On Christmas Eve, as I placed a piece of bread in a man’s hands, he gripped my arm and said, “29 years of sobriety. Thank you.”
Normally, the communion ritual is mute, except for the words of administration. “The body of Christ, the bread of heaven.” Sometimes the recipient says only, “Amen.” So be it. But on Christmas Eve people often say, softly, “Merry Christmas,” or “Thank you.” Some older people, who are like mothers and fathers to me, say, “Love you” with a wink or smile.
But this year two people spoke of addiction and grace. The man who spoke of his 29 years, and a woman who whispered, “I’m in A.A. Thank you.”
In my homily I had spoken of the Christmas message—who hears it, and who misses it.
Though I wish it weren’t so, we are more open to hear and receive the message of Christmas when we feel afraid or lost or desperate. People who have all the answers, who are sitting pretty, in the catbird seat, have life all tamed and in order: they cannot hear the message of Christmas, which is, “Unto you is born this day, a savior.” Because in all honesty they are not particularly in need of saving.

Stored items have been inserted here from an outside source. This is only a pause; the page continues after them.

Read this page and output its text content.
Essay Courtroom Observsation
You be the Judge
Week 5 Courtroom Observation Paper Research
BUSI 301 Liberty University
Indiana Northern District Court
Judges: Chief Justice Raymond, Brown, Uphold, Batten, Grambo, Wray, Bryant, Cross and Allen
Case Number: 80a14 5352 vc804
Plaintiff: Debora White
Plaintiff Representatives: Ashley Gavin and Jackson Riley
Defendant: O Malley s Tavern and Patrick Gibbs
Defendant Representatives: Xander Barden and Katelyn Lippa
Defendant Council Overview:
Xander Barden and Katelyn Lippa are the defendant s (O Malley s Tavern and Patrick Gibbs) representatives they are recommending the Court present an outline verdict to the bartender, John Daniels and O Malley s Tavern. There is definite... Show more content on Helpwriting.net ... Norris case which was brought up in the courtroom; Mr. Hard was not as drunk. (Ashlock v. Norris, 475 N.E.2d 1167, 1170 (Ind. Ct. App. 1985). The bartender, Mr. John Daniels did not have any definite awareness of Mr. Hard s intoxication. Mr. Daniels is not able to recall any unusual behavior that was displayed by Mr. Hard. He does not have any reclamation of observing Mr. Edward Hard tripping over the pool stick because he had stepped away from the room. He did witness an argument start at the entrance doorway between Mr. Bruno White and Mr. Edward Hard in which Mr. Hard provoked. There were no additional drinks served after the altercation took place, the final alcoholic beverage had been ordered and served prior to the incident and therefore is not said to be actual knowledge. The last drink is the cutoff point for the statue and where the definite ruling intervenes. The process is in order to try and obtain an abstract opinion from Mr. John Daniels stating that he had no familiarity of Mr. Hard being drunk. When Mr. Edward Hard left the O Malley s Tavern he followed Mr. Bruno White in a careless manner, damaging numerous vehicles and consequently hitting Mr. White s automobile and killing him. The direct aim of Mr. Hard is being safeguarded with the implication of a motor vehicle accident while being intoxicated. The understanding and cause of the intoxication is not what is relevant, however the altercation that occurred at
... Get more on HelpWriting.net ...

God knows, I said, that we are open for divine incursion only when we have run out of options and the gig is up; when we are desperate.
This is why AA, why the Twelve Step program was among the greatest spiritual breakthroughs of the last century. Because it taught untold millions that “hitting bottom” is—miraculously—a trapdoor into to freedom, grace and blessing. The way up is the way down.
As people left church, another woman—a visitor to St. Luke’s—said, “You were speaking to me. I have lost my job, my house is in foreclosure, but, thank God, I have gotten into A.A.” She was so happy.
I always find it curious and wonderful, that when you speak about desperation and new life, this secret little underground set of people will just say a word in quiet, will let you know they’ve been to hell and found a way to live again. They don’t make a big deal. Anonymity and humility are what keep them on the path, one day at a time. They just nod and let you know they know.
What they know, of course, is that they need a lot of help, a lot of saving. That’s their left-handed blessing. This Christmas I went home wishing for that blessing, praying to be eligible for amazing grace, hoping for the grace to rejoice in the angels’ proclamation, that unto me is born this day a savior.